Thing1 got into video games about the same time, solely on the strength of his test scores, that he also got into a middle school accelerated program. He’d coasted through elementary school math, aptitude compensating for apathy. Except for mathy-science stuff, he needed serious prodding to stay on track.

When he started the more challenging program, I asked the program head how I could help him stay more organized. Her answer surprised me.

“I don’t want you to help him. He’ll learn to rise to expectations.”

So we took the hands-off approach. Bad report cards led to loss of privileges, but when he failed, he failed. When he did well, the success was his. That experience guided him like a river winnows out earth and rock to find the best route. It’s helped him learn to stand on his own two feet and, even if he stumbles, to keep trying.

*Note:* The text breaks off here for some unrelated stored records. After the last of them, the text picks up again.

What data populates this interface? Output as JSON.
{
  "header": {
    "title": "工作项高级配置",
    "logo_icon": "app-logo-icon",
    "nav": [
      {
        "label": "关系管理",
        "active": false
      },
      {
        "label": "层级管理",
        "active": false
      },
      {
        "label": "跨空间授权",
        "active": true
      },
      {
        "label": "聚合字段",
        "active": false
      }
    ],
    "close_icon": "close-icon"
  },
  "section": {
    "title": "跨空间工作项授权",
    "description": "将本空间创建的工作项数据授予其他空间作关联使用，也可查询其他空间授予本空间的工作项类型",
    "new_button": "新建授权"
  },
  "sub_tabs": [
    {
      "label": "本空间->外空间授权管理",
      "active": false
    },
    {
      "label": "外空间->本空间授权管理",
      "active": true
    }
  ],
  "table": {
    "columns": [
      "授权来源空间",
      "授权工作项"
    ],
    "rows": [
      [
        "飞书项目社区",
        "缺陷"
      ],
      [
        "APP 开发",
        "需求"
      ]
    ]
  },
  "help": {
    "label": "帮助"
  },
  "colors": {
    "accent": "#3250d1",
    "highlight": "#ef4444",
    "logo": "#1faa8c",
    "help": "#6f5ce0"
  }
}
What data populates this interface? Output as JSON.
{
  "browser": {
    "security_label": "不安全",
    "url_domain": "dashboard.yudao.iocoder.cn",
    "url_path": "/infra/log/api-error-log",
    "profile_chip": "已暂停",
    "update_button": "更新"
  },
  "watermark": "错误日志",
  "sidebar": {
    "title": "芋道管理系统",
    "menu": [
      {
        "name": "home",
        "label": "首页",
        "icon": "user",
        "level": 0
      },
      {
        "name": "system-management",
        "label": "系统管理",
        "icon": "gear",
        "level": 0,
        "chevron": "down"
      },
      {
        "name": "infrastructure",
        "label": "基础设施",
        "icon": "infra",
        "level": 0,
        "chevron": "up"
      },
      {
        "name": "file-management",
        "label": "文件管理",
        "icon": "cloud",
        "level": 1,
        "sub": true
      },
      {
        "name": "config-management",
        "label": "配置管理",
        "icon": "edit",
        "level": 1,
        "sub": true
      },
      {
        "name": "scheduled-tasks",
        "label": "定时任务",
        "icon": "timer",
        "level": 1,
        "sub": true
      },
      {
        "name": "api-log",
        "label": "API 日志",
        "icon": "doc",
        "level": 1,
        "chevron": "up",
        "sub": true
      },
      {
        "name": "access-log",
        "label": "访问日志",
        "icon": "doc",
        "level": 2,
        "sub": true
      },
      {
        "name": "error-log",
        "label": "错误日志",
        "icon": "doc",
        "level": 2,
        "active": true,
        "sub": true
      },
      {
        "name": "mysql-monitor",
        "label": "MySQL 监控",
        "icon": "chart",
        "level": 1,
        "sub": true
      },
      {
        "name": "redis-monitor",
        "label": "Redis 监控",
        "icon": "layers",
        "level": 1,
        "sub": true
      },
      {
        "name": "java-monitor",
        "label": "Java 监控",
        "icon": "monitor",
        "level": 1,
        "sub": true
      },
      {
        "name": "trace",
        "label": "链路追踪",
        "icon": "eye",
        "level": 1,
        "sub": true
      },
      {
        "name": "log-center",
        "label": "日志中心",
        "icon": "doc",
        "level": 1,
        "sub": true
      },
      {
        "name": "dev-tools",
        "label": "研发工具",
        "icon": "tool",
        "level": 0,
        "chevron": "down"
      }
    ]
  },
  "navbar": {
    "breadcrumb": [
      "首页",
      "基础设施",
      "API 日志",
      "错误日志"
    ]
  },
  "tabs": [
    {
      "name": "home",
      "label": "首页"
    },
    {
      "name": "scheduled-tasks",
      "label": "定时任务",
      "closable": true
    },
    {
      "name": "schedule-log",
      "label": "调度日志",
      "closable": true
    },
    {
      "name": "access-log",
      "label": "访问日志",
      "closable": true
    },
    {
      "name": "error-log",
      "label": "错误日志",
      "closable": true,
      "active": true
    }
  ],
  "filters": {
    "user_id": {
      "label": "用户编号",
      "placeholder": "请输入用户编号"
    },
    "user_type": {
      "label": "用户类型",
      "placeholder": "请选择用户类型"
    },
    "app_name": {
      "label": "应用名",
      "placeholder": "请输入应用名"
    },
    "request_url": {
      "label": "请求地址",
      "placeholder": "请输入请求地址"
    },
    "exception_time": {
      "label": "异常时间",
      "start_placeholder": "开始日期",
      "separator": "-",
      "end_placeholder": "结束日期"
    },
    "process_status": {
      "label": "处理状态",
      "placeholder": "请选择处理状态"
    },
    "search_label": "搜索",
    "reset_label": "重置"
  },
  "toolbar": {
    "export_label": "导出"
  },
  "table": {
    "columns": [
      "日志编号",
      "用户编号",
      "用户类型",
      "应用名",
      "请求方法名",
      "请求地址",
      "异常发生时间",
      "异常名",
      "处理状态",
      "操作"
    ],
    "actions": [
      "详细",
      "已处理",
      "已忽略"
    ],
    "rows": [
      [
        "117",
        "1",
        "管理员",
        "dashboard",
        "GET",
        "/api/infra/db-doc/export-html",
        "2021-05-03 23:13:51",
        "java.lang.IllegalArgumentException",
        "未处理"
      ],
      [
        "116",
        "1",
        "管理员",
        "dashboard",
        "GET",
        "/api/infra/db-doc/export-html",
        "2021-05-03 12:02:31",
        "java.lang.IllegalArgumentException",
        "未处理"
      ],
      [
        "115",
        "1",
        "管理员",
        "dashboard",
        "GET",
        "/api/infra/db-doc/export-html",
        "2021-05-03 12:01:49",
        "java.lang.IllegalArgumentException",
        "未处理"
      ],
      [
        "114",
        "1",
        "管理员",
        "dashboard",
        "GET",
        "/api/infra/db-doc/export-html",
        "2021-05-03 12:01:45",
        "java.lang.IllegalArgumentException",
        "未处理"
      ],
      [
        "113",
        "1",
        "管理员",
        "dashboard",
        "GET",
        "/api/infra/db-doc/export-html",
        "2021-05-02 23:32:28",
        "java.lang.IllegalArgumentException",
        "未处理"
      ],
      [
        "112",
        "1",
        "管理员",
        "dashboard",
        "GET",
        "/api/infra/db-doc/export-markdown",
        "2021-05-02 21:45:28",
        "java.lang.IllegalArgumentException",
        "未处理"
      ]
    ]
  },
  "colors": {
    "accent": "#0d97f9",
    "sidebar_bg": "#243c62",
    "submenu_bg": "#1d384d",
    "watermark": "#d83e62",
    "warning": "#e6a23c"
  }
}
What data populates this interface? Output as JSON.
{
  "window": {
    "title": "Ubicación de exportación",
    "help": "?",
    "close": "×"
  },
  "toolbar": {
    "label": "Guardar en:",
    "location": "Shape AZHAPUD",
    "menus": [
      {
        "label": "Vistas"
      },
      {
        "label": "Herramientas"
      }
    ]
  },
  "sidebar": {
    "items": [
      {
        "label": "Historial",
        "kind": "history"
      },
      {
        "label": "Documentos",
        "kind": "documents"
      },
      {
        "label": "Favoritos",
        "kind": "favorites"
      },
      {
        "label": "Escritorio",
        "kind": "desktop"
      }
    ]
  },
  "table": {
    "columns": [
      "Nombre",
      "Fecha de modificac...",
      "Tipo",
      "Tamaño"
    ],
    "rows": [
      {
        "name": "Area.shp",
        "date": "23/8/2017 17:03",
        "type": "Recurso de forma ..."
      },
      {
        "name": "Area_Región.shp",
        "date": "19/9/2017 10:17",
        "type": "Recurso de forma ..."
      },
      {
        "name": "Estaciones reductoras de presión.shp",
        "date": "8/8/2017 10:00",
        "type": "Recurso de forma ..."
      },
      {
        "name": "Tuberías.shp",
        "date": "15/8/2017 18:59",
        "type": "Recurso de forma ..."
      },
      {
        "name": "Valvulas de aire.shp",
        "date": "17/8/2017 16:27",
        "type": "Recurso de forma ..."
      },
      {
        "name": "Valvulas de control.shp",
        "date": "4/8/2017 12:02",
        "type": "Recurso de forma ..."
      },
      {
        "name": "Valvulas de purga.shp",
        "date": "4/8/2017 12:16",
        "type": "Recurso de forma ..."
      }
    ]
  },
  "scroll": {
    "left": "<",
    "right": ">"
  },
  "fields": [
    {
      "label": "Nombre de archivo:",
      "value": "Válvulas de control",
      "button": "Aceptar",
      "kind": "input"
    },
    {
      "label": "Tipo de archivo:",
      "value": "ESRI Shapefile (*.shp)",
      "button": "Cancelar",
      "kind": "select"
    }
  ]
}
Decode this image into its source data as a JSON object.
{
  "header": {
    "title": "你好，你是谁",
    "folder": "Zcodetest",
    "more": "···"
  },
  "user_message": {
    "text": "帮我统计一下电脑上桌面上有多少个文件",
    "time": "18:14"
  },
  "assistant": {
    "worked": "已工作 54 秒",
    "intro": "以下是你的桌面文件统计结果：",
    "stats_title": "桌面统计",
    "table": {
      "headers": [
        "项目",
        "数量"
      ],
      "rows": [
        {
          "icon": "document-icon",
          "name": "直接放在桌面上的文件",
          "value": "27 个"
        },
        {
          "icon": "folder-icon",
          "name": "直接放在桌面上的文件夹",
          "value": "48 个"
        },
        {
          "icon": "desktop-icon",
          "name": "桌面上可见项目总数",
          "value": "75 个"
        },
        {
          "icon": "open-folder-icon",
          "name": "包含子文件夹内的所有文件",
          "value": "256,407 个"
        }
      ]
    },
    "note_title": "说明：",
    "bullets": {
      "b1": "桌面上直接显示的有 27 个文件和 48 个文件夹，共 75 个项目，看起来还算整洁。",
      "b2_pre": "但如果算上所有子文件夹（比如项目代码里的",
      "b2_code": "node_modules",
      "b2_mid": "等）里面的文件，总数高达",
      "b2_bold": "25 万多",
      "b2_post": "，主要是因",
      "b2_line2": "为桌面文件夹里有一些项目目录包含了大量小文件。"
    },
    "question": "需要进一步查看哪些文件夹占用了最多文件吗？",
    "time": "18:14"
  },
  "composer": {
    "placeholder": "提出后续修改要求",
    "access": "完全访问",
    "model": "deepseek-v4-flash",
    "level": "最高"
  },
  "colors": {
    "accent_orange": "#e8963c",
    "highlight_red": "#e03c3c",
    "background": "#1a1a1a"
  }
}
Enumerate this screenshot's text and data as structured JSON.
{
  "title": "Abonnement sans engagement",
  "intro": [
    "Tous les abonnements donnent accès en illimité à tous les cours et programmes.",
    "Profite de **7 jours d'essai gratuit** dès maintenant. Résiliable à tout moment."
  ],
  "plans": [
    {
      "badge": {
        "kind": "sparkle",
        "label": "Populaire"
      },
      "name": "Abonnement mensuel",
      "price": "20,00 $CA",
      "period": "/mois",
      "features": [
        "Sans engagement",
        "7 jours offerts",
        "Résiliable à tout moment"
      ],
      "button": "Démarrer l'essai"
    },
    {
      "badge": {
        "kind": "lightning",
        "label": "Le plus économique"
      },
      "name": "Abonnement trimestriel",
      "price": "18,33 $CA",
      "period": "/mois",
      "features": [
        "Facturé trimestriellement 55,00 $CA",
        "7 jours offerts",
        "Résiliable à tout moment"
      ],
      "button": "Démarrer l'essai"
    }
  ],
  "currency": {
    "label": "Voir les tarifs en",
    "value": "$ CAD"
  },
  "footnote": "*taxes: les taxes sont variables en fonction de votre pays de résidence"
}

I know telling the world that I let my kid spend two months playing on the iPad is inviting slings and arrows from parenting experts. Left to his own devices, however, Thing2 scurries from couch to boy-cave, moving laundry hampers and draping sheets over his top bunk to create a movie set between naps. The iPad was soon burgeoning with special effects app and ‘screen tests’. By the time he got back to school full time, he had written a script for a Star Wars fan video, complete with a mental cast list consisting of his classmates.

It’s almost Thing2’s turn to apply to that program, and, watching him create and rise to his own expectations, I’m pretty sure we’ll use the same approach. We’ll call it good parenting even though he’ll be doing most of the heavy lifting.

Strange Territory

The other Friday night, Thing2 had a school dance.  Thing1 went over to SuperGal’s house for a quiet pre-prom night hang out.  The Big Guy went to play music with his traditional music band at the Wayside Country Store. For a few minutes, work was finished, school was out and I was somehow alone.

Then at 6, Thing1 texted he was starting home early, so he and I went to a new food truck discovery in Cambridge, NY. We got back just before the Big Guy finished up his gig. Thing1 went to bed early as he has been these days with his hair-trigger colon still sapping his endurance.  The Big Guy and I suddenly had the giant sectional all to ourselves. I had to keep reminding myself that Thing2 was going a sleep over after the dance since, even with the TV turned up to 50, the silence blared, heralding a new era.

When I started this blog about 6 years ago, Thing1 was just starting to pull at the fraying edges of my apron strings.  This year, despite the needs created by an acute episode of his illness, he’s been shredding the one on his side. What I hadn’t expected — but should have — was that Thing2 would start chewing at his share of the strings at the same time.

I’m wearing my UMass Mom t-shirt as I write this. It’s my new apron. There are no strings on it. Like that apron, it’ll get a few tears on it over the next few years, and, hopefully it will have a companion when Thing2 flies the asylum in a few years.

The geography of our new lifestyle is similar to when we were double-income-no-kids (DINKS) even if the absence of money reminds us that no matter where our kids are, there it is. Still, penniless or not, it feels like we’re entering new territory.